斎藤健農相に3県漁業団体を代表して文書を手渡す佐賀県有明海漁協の徳永重昭組合長(右から2人目)=東京・霞が関の農林水産省

 国営諫早湾干拓事業を巡る訴訟の和解協議に関し、佐賀、福岡、熊本3県漁業団体のトップが8日、農林水産省で斎藤健農相と面会し、開門しない前提の漁業振興基金での和解を勧告した福岡高裁の協議継続を求める共同文書を手渡した。斎藤農相は「問題解決に向け大きな意味を持つ。皆さんの思いは関係者が重く受け止めるべきだと思う」と応じた。

 文書は、3県の漁業団体が1日に「有明海再生に向けた考え方」として公表した。

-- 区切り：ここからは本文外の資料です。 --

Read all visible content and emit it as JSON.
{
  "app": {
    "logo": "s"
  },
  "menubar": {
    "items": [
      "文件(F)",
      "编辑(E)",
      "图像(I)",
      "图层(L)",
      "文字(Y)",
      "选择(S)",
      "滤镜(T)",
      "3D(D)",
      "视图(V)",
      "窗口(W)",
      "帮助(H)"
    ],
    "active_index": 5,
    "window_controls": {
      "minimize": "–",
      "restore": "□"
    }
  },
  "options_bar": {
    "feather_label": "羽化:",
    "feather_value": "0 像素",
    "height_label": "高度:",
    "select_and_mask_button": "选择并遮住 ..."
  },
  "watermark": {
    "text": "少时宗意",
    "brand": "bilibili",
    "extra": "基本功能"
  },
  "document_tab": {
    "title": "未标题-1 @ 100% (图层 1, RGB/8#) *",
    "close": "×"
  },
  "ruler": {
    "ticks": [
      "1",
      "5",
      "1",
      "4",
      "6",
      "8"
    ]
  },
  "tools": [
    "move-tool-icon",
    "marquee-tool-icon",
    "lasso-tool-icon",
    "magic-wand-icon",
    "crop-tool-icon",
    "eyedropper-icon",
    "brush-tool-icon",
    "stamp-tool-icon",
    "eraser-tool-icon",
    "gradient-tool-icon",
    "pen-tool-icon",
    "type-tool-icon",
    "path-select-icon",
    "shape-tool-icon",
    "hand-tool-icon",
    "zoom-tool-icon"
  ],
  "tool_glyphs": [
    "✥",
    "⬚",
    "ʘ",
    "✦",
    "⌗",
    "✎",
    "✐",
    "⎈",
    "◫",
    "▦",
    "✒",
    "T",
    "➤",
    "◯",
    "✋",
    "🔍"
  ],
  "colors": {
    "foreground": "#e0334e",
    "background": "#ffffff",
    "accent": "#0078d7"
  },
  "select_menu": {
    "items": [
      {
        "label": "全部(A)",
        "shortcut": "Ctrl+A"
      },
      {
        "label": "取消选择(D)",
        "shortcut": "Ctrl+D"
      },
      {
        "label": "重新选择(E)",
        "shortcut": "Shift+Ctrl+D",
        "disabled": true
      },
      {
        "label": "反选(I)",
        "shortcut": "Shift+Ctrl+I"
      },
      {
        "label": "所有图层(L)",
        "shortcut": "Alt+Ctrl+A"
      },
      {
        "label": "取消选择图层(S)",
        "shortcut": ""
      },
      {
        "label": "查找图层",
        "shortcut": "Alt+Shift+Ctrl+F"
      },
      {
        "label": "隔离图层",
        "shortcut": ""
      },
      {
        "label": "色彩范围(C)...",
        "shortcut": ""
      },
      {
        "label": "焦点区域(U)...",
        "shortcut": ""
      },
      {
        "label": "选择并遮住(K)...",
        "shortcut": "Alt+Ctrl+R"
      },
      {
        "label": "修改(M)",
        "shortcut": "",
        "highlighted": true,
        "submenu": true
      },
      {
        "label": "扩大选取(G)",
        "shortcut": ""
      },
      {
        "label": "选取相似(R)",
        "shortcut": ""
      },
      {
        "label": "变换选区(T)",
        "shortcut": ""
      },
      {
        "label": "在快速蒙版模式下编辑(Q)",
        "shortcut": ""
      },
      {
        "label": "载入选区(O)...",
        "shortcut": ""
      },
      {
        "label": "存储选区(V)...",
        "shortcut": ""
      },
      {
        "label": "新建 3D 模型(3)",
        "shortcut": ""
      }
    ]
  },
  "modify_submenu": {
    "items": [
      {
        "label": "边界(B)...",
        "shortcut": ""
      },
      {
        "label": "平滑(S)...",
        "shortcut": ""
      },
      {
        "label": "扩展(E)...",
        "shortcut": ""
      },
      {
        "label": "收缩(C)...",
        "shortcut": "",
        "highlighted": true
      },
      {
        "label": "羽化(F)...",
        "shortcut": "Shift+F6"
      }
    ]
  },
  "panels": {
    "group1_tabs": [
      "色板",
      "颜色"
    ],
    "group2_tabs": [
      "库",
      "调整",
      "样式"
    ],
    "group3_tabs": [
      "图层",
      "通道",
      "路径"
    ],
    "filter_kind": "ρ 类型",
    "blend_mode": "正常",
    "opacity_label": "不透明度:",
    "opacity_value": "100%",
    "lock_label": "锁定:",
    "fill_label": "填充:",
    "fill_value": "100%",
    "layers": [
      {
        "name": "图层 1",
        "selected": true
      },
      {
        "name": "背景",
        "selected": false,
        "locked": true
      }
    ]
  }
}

斎藤農相は「高裁の和解協議で開門によらない解決を図れるよう真摯(しんし)に対応していきたい」と答えた。さらに「話は少し変わるが」と前置きし、「有明海再生については重要な政策課題と考えている。引き続き皆さんと相談しながら前に進めていきたい」と付け加えた。

 面会後、佐賀県有明海漁協の徳永重昭組合長は「有明海再生事業を特にお願いした」と話した。同日の高裁の和解協議に開門派が欠席したことに関しては「私どもでは計り知れない部分があるが、なるべく協議をしてくださいと文書には書いてある」と述べた。